06:43Absolument, qui sont des patients suivis dont nous sommes le médecin traitant.
06:46Ça veut dire que c'est vraiment du suivi de pathologie chronique.
06:48C'est vrai que vous rêvez de faire un jour une grande fête de dissolution
06:51quand tous les médecins se sont réinstallés dans les déserts médicaux ?
06:54Ce serait la meilleure fin possible, c'est de se dire qu'on se met autour de la table
06:57et puis on se dit, ça y est, c'est fini.
06:59Ça n'arrivera jamais.
07:00Je pense que ça n'arrivera pas, en tout cas, peut-être que ça n'arrivera pas
07:03parce que ce que l'on crée aussi avec Médecins Solidaires,
07:06c'est un collectif de médecins qui ont envie de défendre une médecine humaniste et de proximité.
07:10Et il n'y avait pas, je crois, d'espace dans lequel ces médecins
07:13qui ont une certaine vision de la médecine positive, optimiste, sans être angélique,
07:17mais qui aiment leur métier et qui ont envie d'aller l'exercer,
07:20on est très contents de se retrouver ensemble et de partager ces valeurs.
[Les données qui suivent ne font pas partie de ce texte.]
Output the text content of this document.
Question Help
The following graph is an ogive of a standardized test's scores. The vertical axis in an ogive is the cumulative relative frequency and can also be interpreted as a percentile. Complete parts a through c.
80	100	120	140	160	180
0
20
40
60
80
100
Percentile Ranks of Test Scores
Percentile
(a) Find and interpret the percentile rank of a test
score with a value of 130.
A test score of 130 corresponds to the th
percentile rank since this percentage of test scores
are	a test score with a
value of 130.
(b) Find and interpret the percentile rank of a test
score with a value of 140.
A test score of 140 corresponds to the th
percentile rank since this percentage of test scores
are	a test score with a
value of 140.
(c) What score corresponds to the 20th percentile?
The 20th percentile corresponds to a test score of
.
07:22Ce que vous faites, c'est formidable.
07:23Merci en tout cas de nous avoir éclairés par votre bonne humeur et votre enthousiasme ce matin
07:28pour découvrir et pour voir si vous avez un centre près de chez vous.
07:31Il suffit d'aller sur le site de Médecins Solidaires.
07:33Même si c'est loin de chez eux, parce que les médecins sont des explorateurs.
07:35Plus ils sont loin, plus ça les intéresse.
07:37Merci beaucoup Mathias.
07:39C'est bien parce que c'est l'envers de la contrainte.